Quel est le capital social minimum requis pour une SAS ou une SASU ?

Le capital social minimum pour une SAS et une SASU est de 1 euro, ce qui permet aux entrepreneurs de débuter avec un capital symbolique et d'ajuster leur capital au fur et à mesure de leur développement.

Quelles sont les responsabilités des associés dans une SAS ou une SASU ?

Les associés d'une SAS ou d'une SASU ont une responsabilité limitée aux apports, ce qui signifie qu'ils ne sont pas personnellement responsables des dettes de la société au-delà de leur investissement.

Comment est organisée la direction d'une SAS ?

La direction d'une SAS est généralement assurée par un président, qui peut être une personne physique ou morale. Les statuts peuvent également prévoir d'autres organes de direction, comme un directeur général.

Quelles sont les modalités de prise de décision dans une SAS ?

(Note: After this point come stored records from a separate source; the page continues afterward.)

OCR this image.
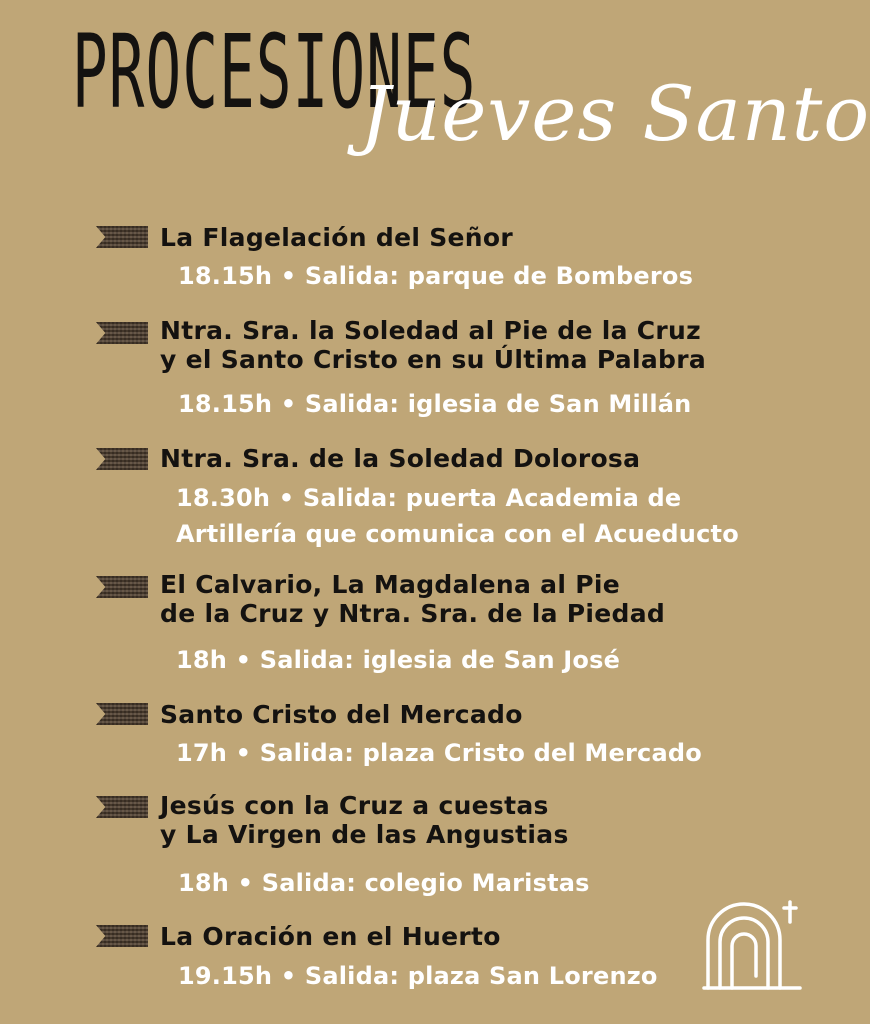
PROCESIONES
Jueves Santo
La Flagelación del Señor
18.15h • Salida: parque de Bomberos
Ntra. Sra. la Soledad al Pie de la Cruz
y el Santo Cristo en su Última Palabra
18.15h • Salida: iglesia de San Millán
Ntra. Sra. de la Soledad Dolorosa
18.30h • Salida: puerta Academia de
Artillería que comunica con el Acueducto
El Calvario, La Magdalena al Pie
de la Cruz y Ntra. Sra. de la Piedad
18h • Salida: iglesia de San José
Santo Cristo del Mercado
17h • Salida: plaza Cristo del Mercado
Jesús con la Cruz a cuestas
y La Virgen de las Angustias
18h • Salida: colegio Maristas
La Oración en el Huerto
19.15h • Salida: plaza San Lorenzo
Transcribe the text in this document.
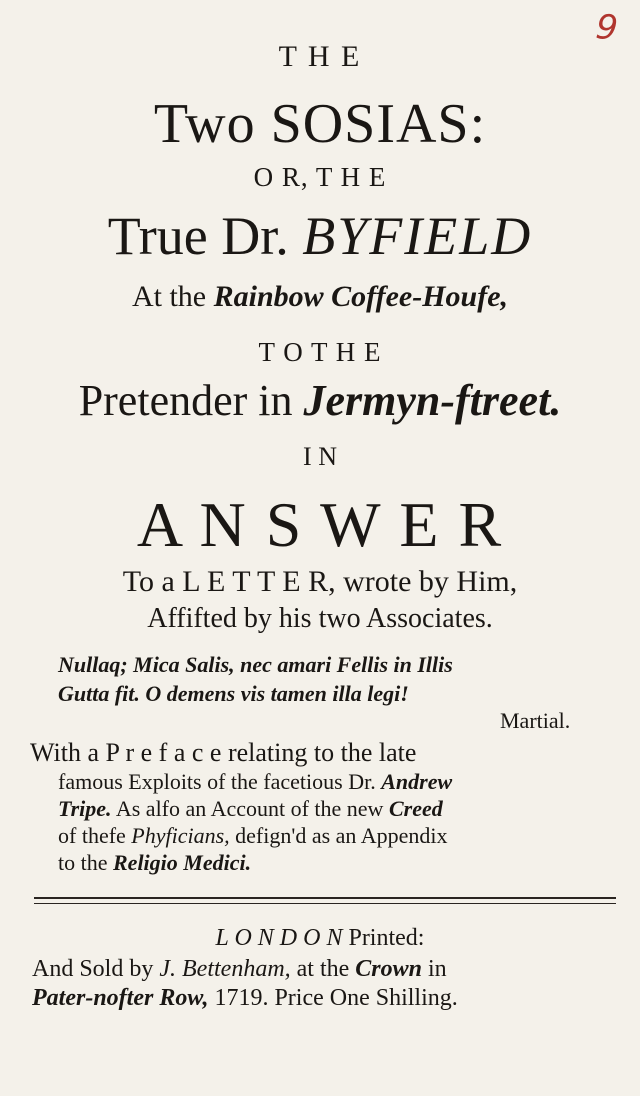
9
T H E
Two SOSIAS:
O R, T H E
True Dr. BYFIELD
At the Rainbow Coffee-Houfe,
T O T H E
Pretender in Jermyn-ftreet.
I N
A N S W E R
To a L E T T E R, wrote by Him,
Affifted by his two Associates.
Nullaq; Mica Salis, nec amari Fellis in Illis
Gutta fit. O demens vis tamen illa legi!
Martial.
With a P r e f a c e relating to the late
famous Exploits of the facetious Dr. Andrew
Tripe. As alfo an Account of the new Creed
of thefe Phyficians, defign'd as an Appendix
to the Religio Medici.
L O N D O N Printed:
And Sold by J. Bettenham, at the Crown in
Pater-nofter Row, 1719. Price One Shilling.
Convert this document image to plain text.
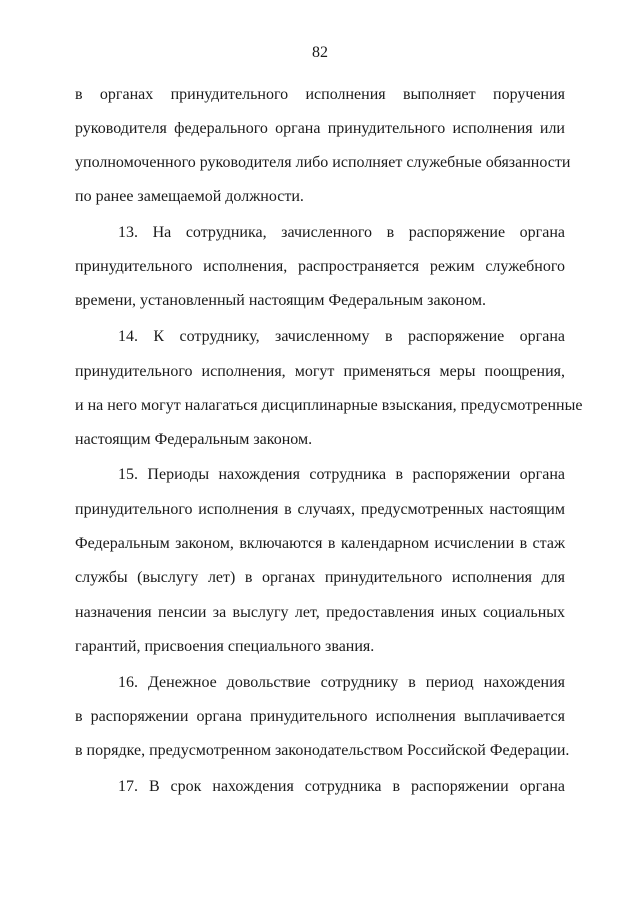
82
в органах принудительного исполнения выполняет поручения
руководителя федерального органа принудительного исполнения или
уполномоченного руководителя либо исполняет служебные обязанности
по ранее замещаемой должности.
13. На сотрудника, зачисленного в распоряжение органа
принудительного исполнения, распространяется режим служебного
времени, установленный настоящим Федеральным законом.
14. К сотруднику, зачисленному в распоряжение органа
принудительного исполнения, могут применяться меры поощрения,
и на него могут налагаться дисциплинарные взыскания, предусмотренные
настоящим Федеральным законом.
15. Периоды нахождения сотрудника в распоряжении органа
принудительного исполнения в случаях, предусмотренных настоящим
Федеральным законом, включаются в календарном исчислении в стаж
службы (выслугу лет) в органах принудительного исполнения для
назначения пенсии за выслугу лет, предоставления иных социальных
гарантий, присвоения специального звания.
16. Денежное довольствие сотруднику в период нахождения
в распоряжении органа принудительного исполнения выплачивается
в порядке, предусмотренном законодательством Российской Федерации.
17. В срок нахождения сотрудника в распоряжении органа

Les modalités de prise de décision dans une SAS sont flexibles : les associés peuvent décider des modalités de convocation et même autoriser des décisions par écrit, facilitant ainsi la réactivité de l'entreprise.

Quels sont les avantages d'une SAS pour les investisseurs ?

Les SAS sont attractives pour les investisseurs en raison de leur flexibilité statutaire et de la protection du patrimoine personnel des associés, ce qui encourage la prise de risque et l'innovation.

Peut-on modifier les statuts d'une SAS ?

Oui, les statuts d'une SAS peuvent être modifiés selon les besoins des associés, ce qui permet d'adapter la structure et le fonctionnement de la société à l'évolution de ses activités.

Quelles sont les obligations comptables d'une SAS ?

Une SAS doit tenir une comptabilité régulière et établir des comptes annuels, mais elle bénéficie d'une certaine souplesse par rapport à d'autres formes de sociétés, notamment en matière de publication des comptes.